We try to make sure that the work environment feels fairly casual. There are fun things that break up the day-to-day. We’ll have events; happy hours and team off-sites are pretty common.

Being fairly prominent in pop culture, we’ll get some cool people visiting from time to time. It’s funny, Jay-Z and his entourage visited Facebook one day and they walked right past me. Unfortunately, I was fully kitted out bike clothes—yes, skin-tight spandex—and was getting ready to ride back to the city after work.

Part Three

Looking for
Versatility and Flexibility

We want people who
will stay curious and
continue to learn and
improve themselves.

What does Facebook look for in the people they hire?

Because we look for people who can represent a variety of roles, they need to be verstaile and flexible.
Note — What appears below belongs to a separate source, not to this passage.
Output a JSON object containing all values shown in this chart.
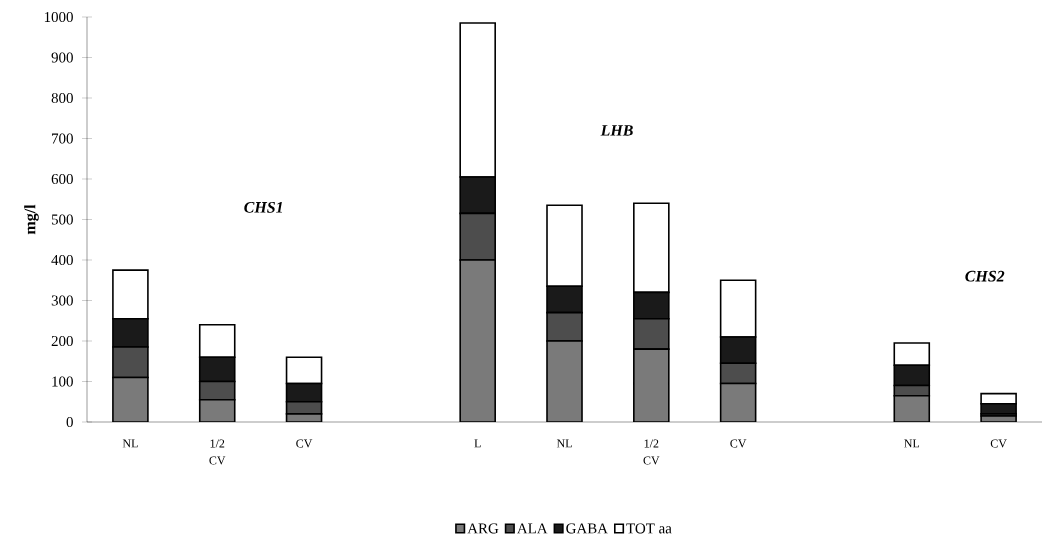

We want people who will stay curious and continue to learn and improve themselves. We want people who are flexible in finding ways to solve problems—if it involves having to learn After Effects, or Origami, they will do that because it’s the best way to arrive at a solution.
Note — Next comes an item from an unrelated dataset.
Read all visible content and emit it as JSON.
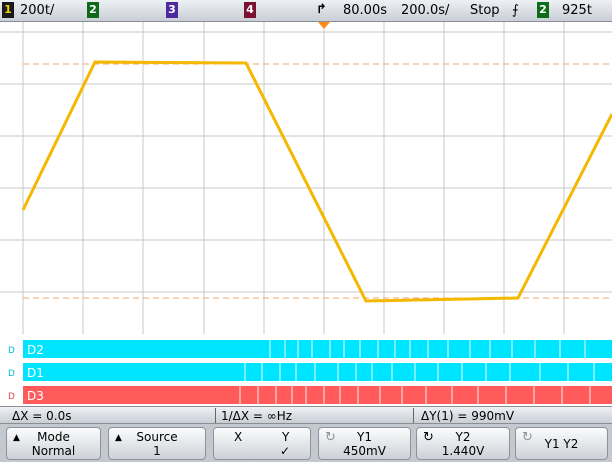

When it comes to attitude, we want people who think, “Nothing is ever someone else’s problem.” Instead, people should think, “I see a problem. I have the power to fix it. I’m going to do it myself for the greater good.” There’s also the notion of having the right approach to fixing things. It’s sometimes better to know how to get to the right answer rather than having the right answer.

We also need people who can ruthlessly prioritize. We can’t do everything—our time is limited—so we need to try and focus on the most important things. From a designer’s point of view, this often means focusing on understanding why people use something in the first place and not just pushing pixels and polishing UI. The expectation is for product designers to think about executing the right ideas for the right reasons.

Recruiting for Facebook

Drew Hamlin (UW 2009 VCD), Josilin Torrano (Facebook Design Recruiter) and Francis Luu (Facebook Product Designer and UW VCD 2009) examining student capstone projects at the 2013 UW Design Show.

What advice do you have for UW Design students?

Broaden your skillset. It’s going to be hugely beneficial to become a well-rounded and versatile designer, one who can take on a variety of roles as you progress through your career. I think you want to stay ahead of the curve in terms of what’s expected from designers moving forward. For instance, there’s huge demand for designers who can craft screen-based experiences. That may change in the next couple of years.

There’s also something to be said of focusing on quality of execution. Whether you’re working on an app, a website, a movie, a poster, or a book, it should be well-executed. The UW VCD curriculum delivers on this very well. On the interaction design side of things, knowing platform conventions and usability go a long way. Much of the work I do ends up being an app within iOS or Android, so being familiar with what’s expected on those platforms helps tremendously.

Finally, focus on communication. You have to know how to talk about yourself and your work. What are the motivations behind this particular solution? What problem are you trying to solve? Why are you doing this? There were times where I’d be sitting in meetings with Mark [Zuckerberg] and he’d ask, “So why are we doing this?” If you have trouble answering that—the end. That’s it.